Curator: Paul Delvaux created this oil painting, "For Auderghem," in 1923. It’s a rather early piece for an artist who would become so well-known for his surrealist figure paintings. What strikes you immediately about it? Editor: There’s a very dreamlike, still quality. It's so brown that at first the houses almost seemed like rocks to me. It's more melancholy than scenic. Curator: Well, Auderghem, then as now, was a suburb of Brussels. It's interesting to see Delvaux applying a certain gravity to what one might otherwise expect to be an unremarkable location. The vantage point and somber coloration gives it a quiet monumentality, wouldn’t you agree? Editor: Absolutely.
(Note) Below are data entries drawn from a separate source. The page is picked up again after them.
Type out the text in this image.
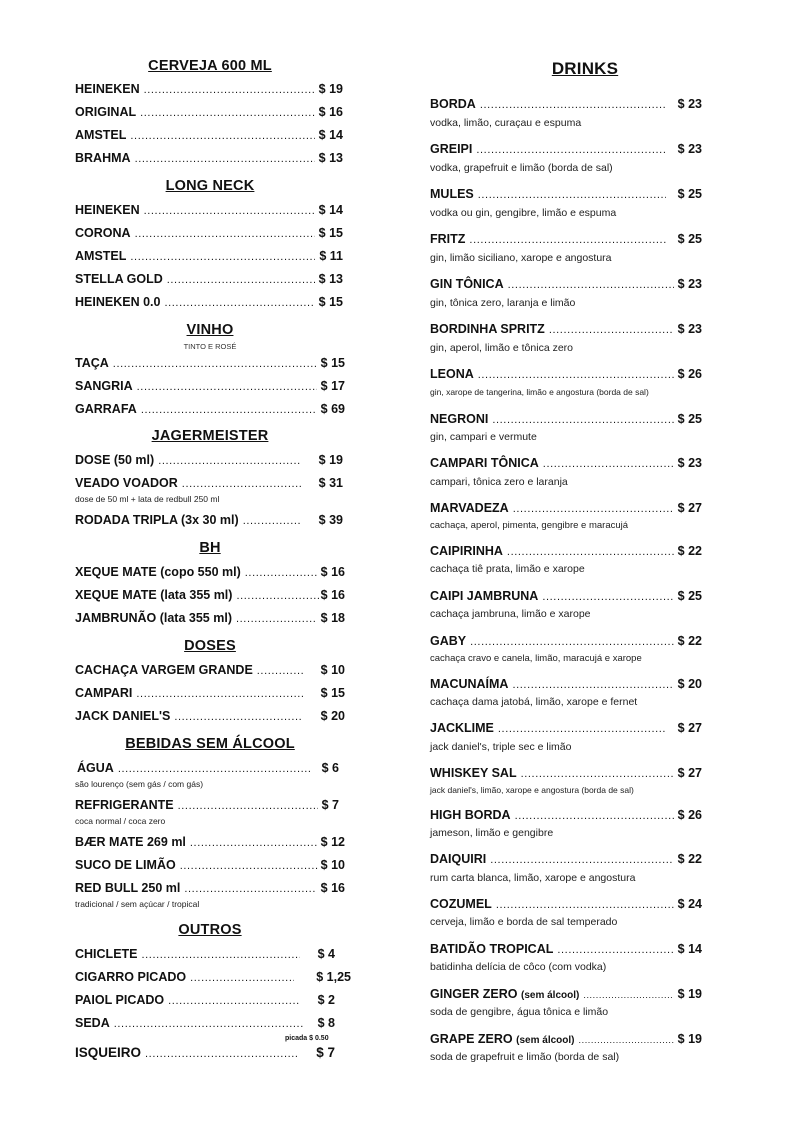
CERVEJA 600 ML
HEINEKEN .....	$ 19
ORIGINAL .....	$ 16
AMSTEL .....	$ 14
BRAHMA .....	$ 13
LONG NECK
HEINEKEN .....	$ 14
CORONA .....	$ 15
AMSTEL .....	$ 11
STELLA GOLD .....	$ 13
HEINEKEN 0.0 .....	$ 15
VINHO
TINTO E ROSÉ
TAÇA .....	$ 15
SANGRIA .....	$ 17
GARRAFA .....	$ 69
JAGERMEISTER
DOSE (50 ml) .....	$ 19
VEADO VOADOR .....	$ 31
dose de 50 ml + lata de redbull 250 ml
RODADA TRIPLA (3x 30 ml) .....	$ 39
BH
XEQUE MATE (copo 550 ml) .....	$ 16
XEQUE MATE (lata 355 ml) .....	$ 16
JAMBRUNÃO (lata 355 ml) .....	$ 18
DOSES
CACHAÇA VARGEM GRANDE .....	$ 10
CAMPARI .....	$ 15
JACK DANIEL'S .....	$ 20
BEBIDAS SEM ÁLCOOL
ÁGUA .....	$ 6
são lourenço (sem gás / com gás)
REFRIGERANTE .....	$ 7
coca normal / coca zero
BÆR MATE 269 ml .....	$ 12
SUCO DE LIMÃO .....	$ 10
RED BULL 250 ml .....	$ 16
tradicional / sem açúcar / tropical
OUTROS
CHICLETE .....	$ 4
CIGARRO PICADO .....	$ 1,25
PAIOL PICADO .....	$ 2
SEDA .....	$ 8
picada $ 0.50
ISQUEIRO .....	$ 7
DRINKS
BORDA .....	$ 23
vodka, limão, curaçau e espuma
GREIPI .....	$ 23
vodka, grapefruit e limão (borda de sal)
MULES .....	$ 25
vodka ou gin, gengibre, limão e espuma
FRITZ .....	$ 25
gin, limão siciliano, xarope e angostura
GIN TÔNICA .....	$ 23
gin, tônica zero, laranja e limão
BORDINHA SPRITZ .....	$ 23
gin, aperol, limão e tônica zero
LEONA .....	$ 26
gin, xarope de tangerina, limão e angostura (borda de sal)
NEGRONI .....	$ 25
gin, campari e vermute
CAMPARI TÔNICA .....	$ 23
campari, tônica zero e laranja
MARVADEZA .....	$ 27
cachaça, aperol, pimenta, gengibre e maracujá
CAIPIRINHA .....	$ 22
cachaça tiê prata, limão e xarope
CAIPI JAMBRUNA .....	$ 25
cachaça jambruna, limão e xarope
GABY .....	$ 22
cachaça cravo e canela, limão, maracujá e xarope
MACUNAÍMA .....	$ 20
cachaça dama jatobá, limão, xarope e fernet
JACKLIME .....	$ 27
jack daniel's, triple sec e limão
WHISKEY SAL .....	$ 27
jack daniel's, limão, xarope e angostura (borda de sal)
HIGH BORDA .....	$ 26
jameson, limão e gengibre
DAIQUIRI .....	$ 22
rum carta blanca, limão, xarope e angostura
COZUMEL .....	$ 24
cerveja, limão e borda de sal temperado
BATIDÃO TROPICAL .....	$ 14
batidinha delícia de côco (com vodka)
GINGER ZERO (sem álcool) .....	$ 19
soda de gengibre, água tônica e limão
GRAPE ZERO (sem álcool) .....	$ 19
soda de grapefruit e limão (borda de sal)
The road and the bridge almost act like symbols. Road for the life's path; the bridge, a symbolic transition. The colors and light add emotional weight. It makes me wonder what he saw here that inspired this tone. Curator: Given the historical context, painted shortly after the First World War, I wonder if it represents more than just a simple cityscape. The war had a profound effect on Belgium. Do you see any lingering visual signs of that? Editor: Maybe that absence of people. Or just one vehicle. It evokes a feeling of societal pause. And considering the themes in Delvaux's later works, is it too far to see the solitary truck as perhaps foreshadowing a mechanized, impersonal future? Curator: That is astute, and a compelling reading, given the times. You know, it’s fascinating how Delvaux would later abandon these cityscapes entirely for his well known classical settings. It feels like he processed something quite significant in places just like this one. Editor: Yes. It does seem like a kind of emotional and psychological excavation, an elegy cast in brown, that informs everything to follow. This wasn't just Auderghem; it's a world remembered, shaped by more than just bricks and mortar. Curator: It prompts us to consider the intersection between location, emotional response, and cultural memory. Even the seemingly ordinary carries weight. Editor: A subtle testament to the lingering effects of history. It has changed the way I understand Delvaux completely.